Nick Megoran, Senior Lecturer in Political Geography, Newcastle University (Newcastle, Great Britain)

John heathershaw, Senior Lecturer in International Relations, Exeter University (Exeter, Great Britain)

Introduction: Dangerous Central Asia?

It is the received wisdom of Western policy, journalistic and entertainment communities as well as much of the academic world of area studies that Central Asia is a source and site of particular dangers. We contend that it is time that the preconceptions and oversights of this discourse of danger were exposed.

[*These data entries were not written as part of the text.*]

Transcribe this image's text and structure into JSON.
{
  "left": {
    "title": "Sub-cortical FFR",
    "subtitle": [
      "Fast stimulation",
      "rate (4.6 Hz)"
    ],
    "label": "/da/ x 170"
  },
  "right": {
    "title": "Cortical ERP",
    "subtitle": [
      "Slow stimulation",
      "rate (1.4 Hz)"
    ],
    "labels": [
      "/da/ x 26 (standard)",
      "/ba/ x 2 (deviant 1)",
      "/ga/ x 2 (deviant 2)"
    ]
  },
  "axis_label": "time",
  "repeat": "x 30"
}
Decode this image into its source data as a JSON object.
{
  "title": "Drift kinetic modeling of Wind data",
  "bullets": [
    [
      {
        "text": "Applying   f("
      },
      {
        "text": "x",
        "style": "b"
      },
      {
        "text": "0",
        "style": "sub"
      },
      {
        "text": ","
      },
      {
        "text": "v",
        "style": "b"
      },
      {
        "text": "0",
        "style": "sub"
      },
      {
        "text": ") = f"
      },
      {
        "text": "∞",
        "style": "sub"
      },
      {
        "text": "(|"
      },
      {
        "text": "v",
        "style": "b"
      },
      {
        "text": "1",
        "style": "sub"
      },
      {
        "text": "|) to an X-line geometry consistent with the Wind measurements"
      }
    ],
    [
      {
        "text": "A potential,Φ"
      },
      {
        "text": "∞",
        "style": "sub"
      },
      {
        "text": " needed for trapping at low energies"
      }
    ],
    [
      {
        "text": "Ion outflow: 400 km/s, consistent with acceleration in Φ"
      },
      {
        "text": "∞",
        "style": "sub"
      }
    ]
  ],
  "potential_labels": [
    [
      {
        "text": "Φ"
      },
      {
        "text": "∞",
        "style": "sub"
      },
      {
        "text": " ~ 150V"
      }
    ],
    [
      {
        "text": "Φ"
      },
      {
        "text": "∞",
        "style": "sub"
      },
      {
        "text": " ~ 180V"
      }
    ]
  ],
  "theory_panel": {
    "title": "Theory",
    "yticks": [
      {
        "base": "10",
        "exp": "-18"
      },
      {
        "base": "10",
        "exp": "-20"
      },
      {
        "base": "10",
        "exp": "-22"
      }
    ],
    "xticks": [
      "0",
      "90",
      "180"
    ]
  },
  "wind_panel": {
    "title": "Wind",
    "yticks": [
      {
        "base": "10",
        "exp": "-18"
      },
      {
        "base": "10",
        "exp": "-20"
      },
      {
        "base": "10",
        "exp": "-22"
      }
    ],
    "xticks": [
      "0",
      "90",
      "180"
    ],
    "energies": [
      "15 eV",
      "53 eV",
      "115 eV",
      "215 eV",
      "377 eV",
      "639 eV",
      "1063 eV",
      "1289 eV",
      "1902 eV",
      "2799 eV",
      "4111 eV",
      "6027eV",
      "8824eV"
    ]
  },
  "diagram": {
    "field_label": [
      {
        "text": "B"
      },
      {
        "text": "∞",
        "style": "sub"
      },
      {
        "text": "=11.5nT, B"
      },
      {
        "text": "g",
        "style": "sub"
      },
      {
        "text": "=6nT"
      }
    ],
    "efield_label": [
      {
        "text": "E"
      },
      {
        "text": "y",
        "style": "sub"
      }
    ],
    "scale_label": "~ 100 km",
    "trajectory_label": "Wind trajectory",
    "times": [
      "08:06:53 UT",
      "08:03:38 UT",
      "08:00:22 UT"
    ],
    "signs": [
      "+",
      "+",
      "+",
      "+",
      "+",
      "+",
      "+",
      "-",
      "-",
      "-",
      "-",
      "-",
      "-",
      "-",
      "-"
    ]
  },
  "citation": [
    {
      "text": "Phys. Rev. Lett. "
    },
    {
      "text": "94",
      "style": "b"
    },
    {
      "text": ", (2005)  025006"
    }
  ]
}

The question that we address in this paper is How, why, and to what effect is Central Asia thought of and portrayed as being a particularly dangerous place? Our answer identifies and explores a discourse of danger which makes the region knowable to Western officials, academic communities, journalists, and publics. By discourse we mean pervasive and taken-for-granted assumptions that provide a background and vocabulary for making sense of the world. We argue that the contents of much international policy and practice, news and current affairs writing, documentaries and films, and even academic studies of security, conflict and international affairs in Central Asia are derived in accordance with a preconceived discourse of danger which identifies threats to the West whilst ignoring insecurity as it is experienced by Central Asian communities. This article identifies and critiques this discourse of danger.

The task of such geopolitical analysis is important for two reasons. Firstly, the way that policy-makers think about certain places affects the way they act towards them. The Western discourse of danger thus endangers Central Asia. Secondly, this assumption of danger has profound implications for the kinds of academic research which get funded and published. Western Central Asian studies are partially shaped by assumptions of danger. This article is a challenge to this Western geopolitical vision of Central Asia.

It begins by outlining the theory of critical geopolitics that we use, then overviews the portrayal of danger in Western Central Asian studies. It then considers three aspects of the discourse of danger: Central Asia as obscure, oriental, and fractious. We conclude with a call for academics to contest the discourse of danger by being attentive to alternative local narratives of danger and the wider global economic processes which are transforming society and economy in Central Asia.

Critical Geopolitics and the Discourse of Danger

To answer the question outlined above, we use the theoretical framework of critical geopolitics. Geopolitics is, following Agnew, the study of how the world is actively spatialized, divided up, labeled, sorted out into a hierarchy of.